Actually things went quite well while we were in Virginia. Lucy settled down nicely, the weather was perfect and the traffic was manageable, even around DC. Then the clouds began to roll in and thicken. Around Baltimore traffic began to get sketchy. Still, we made it across the Delaware Memorial Bridge and into New Jersey in reasonably good time. Our first stop was for lunch and gas at one of those travel plazas in the garden state. Think, Honey Boo Boo meets the Walking Dead. As we were eating our tuna sandwiches at a picnic table we heard the first rumble of thunder.
It's been 6 years since we have actually driven to Maine, so I decided that my father in law's old hand typed, pre-GPS era spreadsheet of directions we used to use was probably outdated. For this trip I would trust modern technology and depend on Ursula, the female computer generated voice of Mapquest to navigate for us. As the rain began to come down, instead of asking us to take the Garden State Parkway exit off of the New Jersey Turnpike, she sent us onto the George Washington bridge...directly into the rush hour traffic of freaking New York City!! Did I mention that it was raining? By the time we made it through that dystopian nightmare, our ETA was now 6:00 and a tornado watch had been added to the weather forecast.
The entire time this was all happening, the coolest cucumber in the car was Miss Lucy. There she was, sleeping soundly in a tight ball on her bed in the back seat, oblivious.
At the eight and a half hour mark, everything I had was either cramping up or tingling. Having a white knuckle grip on a steering wheel in bumper to bumper traffic while peering through a rain soaked windshield for five hours will do that. The last hour was the best! Torrential rain. Stop and go traffic. And I really had to pee!! Finally, mercifully, we pulled into our hotel parking lot at 7:37 pm.
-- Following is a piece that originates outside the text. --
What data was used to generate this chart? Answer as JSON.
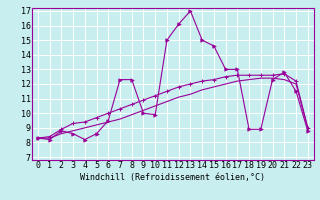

The key numbers of our first day are as follows...10 and a half, and 438. It took us 10 and a half hours to drive 438 miles. If my memories from Mrs. Winston's 5th grade math class don't deceive me, that works out to an average speed of 42 miles per hour. For a little perspective, it takes us 9 hours to drive to Nashville, a 600 mile trip. Ugh....
But today is a new day. Ursula cheerfully informs me that our lake house is 293 miles away and we will arrive in 4 hours and 48 minutes. If I was a betting man, I would take the over!
Of course, the worst part about yesterday wasn't the horrendous traffic or the Noahesk storms. No no...its having to admit to my father in law that I should have used his old school directions!!